Normally, the pathway dampens down the urge to consume more nicotine when levels of the drug reach a critical level.

But in some people the mechanism is faulty, causing them to become hooked on tobacco.

Lead researcher Dr Christie Fowler, from the Scripps Research Institute in Jupiter, Florida, US, said: "If the pathway isn't functioning properly, you simply take more.

"Our data may explain recent human data showing that individuals with a genetic variation in the alpha 5 nicotinic receptor subunit are far more vulnerable to the addictive properties of nicotine, and far more likely to develop smoking-associated diseases such as lung cancer and chronic obstructive pulmonary disease."

The scientists, whose work is reported in an early online edition of the journal 'Nature', carried out tests on animals with a genetic mutation that leaves them without the receptor subunit.

They found that the animals consumed far more nicotine than normal.
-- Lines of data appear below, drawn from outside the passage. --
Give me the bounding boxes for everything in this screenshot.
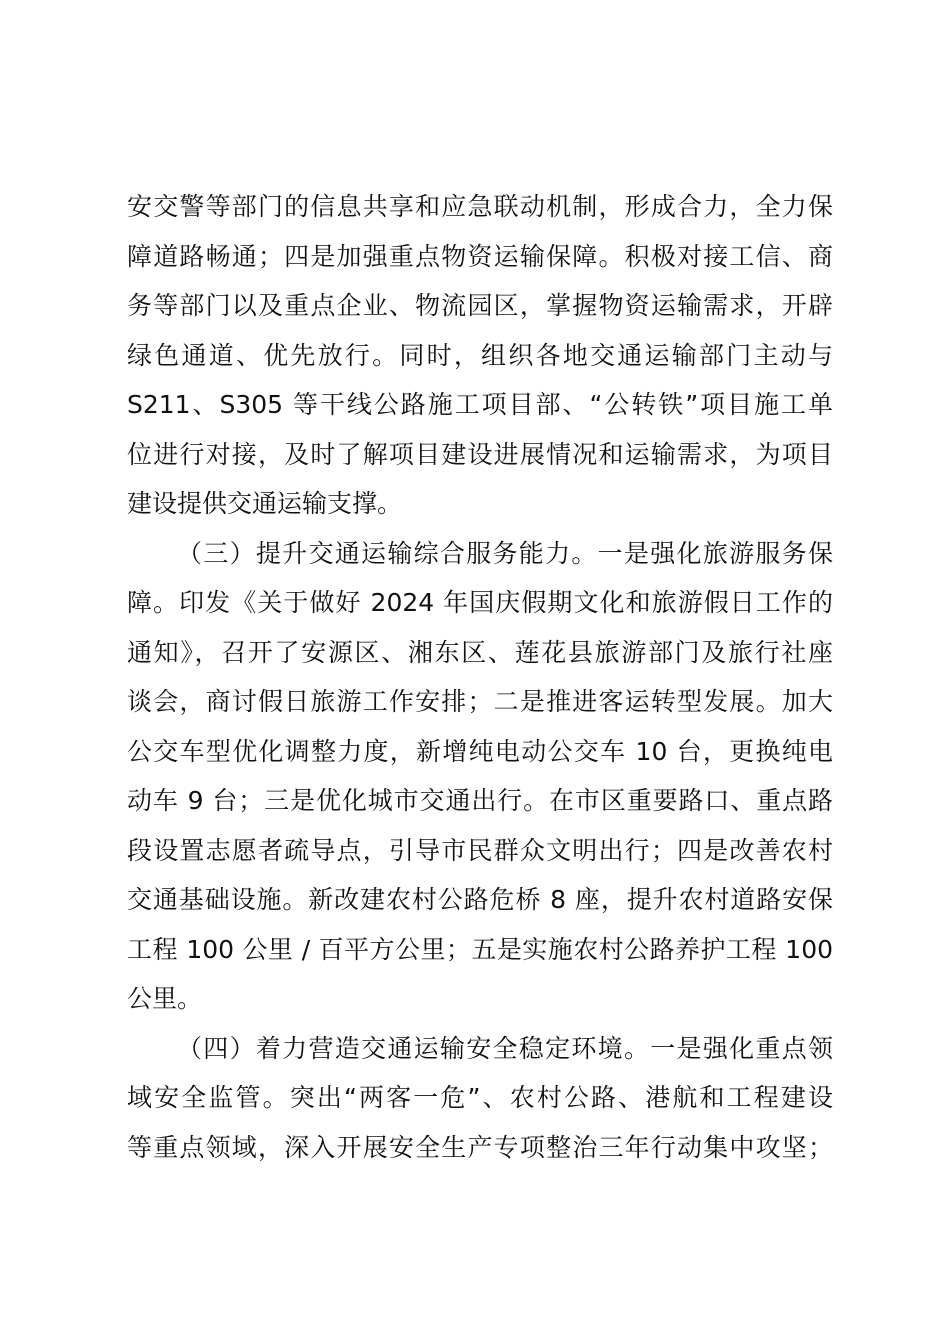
text-line: 公里。	[127, 984, 203, 1013]
text-line: 障道路畅通；四是加强重点物资运输保障。积极对接工信、商	[127, 241, 833, 271]
text-line: 绿色通道、优先放行。同时，组织各地交通运输部门主动与	[127, 340, 833, 370]
text-line: 域安全监管。突出“两客一危”、农村公路、港航和工程建设	[127, 1083, 833, 1112]
text-line: 谈会，商讨假日旅游工作安排；二是推进客运转型发展。加大	[127, 687, 833, 716]
text-line: 等重点领域，深入开展安全生产专项整治三年行动集中攻坚；	[127, 1132, 833, 1162]
text-line: S211、S305 等干线公路施工项目部、“公转铁”项目施工单	[127, 390, 833, 419]
text-line: 公交车型优化调整力度，新增纯电动公交车 10 台，更换纯电	[127, 736, 833, 766]
text-line: 交通基础设施。新改建农村公路危桥 8 座，提升农村道路安保	[127, 885, 833, 914]
text-line: 障。印发《关于做好 2024 年国庆假期文化和旅游假日工作的	[127, 588, 833, 617]
paragraph-section-four	[127, 1024, 833, 1173]
text-line: （三）提升交通运输综合服务能力。一是强化旅游服务保	[177, 538, 833, 568]
paragraph-continuation	[127, 182, 833, 529]
paragraph-section-three	[127, 529, 833, 1024]
text-line: 动车 9 台；三是优化城市交通出行。在市区重要路口、重点路	[127, 786, 833, 815]
document-body	[127, 182, 833, 1172]
text-line: 工程 100 公里 / 百平方公里；五是实施农村公路养护工程 100	[127, 934, 833, 964]
text-line: 通知》，召开了安源区、湘东区、莲花县旅游部门及旅行社座	[127, 637, 833, 667]
text-line: 务等部门以及重点企业、物流园区，掌握物资运输需求，开辟	[127, 291, 833, 320]
text-line: 建设提供交通运输支撑。	[127, 489, 403, 518]
text-line: 安交警等部门的信息共享和应急联动机制，形成合力，全力保	[127, 192, 833, 221]
text-line: 段设置志愿者疏导点，引导市民群众文明出行；四是改善农村	[127, 835, 833, 865]
text-line: （四）着力营造交通运输安全稳定环境。一是强化重点领	[177, 1033, 833, 1063]
text-line: 位进行对接，及时了解项目建设进展情况和运输需求，为项目	[127, 439, 833, 469]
Nicotine, the major addictive component of tobacco smoke, acts in the brain by stimulating proteins called nicotinic acetylcholine receptors (nAChRs).

The nAChRs are made up of different types of subunits, one of which is the alpha 5 subunit.

When the subunit was "knocked out" in mice and rats, the animals were much more determined to seek out higher doses of nicotine.

The scientists have now joined forces with the University of Pennsylvania to develop drugs that reduce nicotine addiction.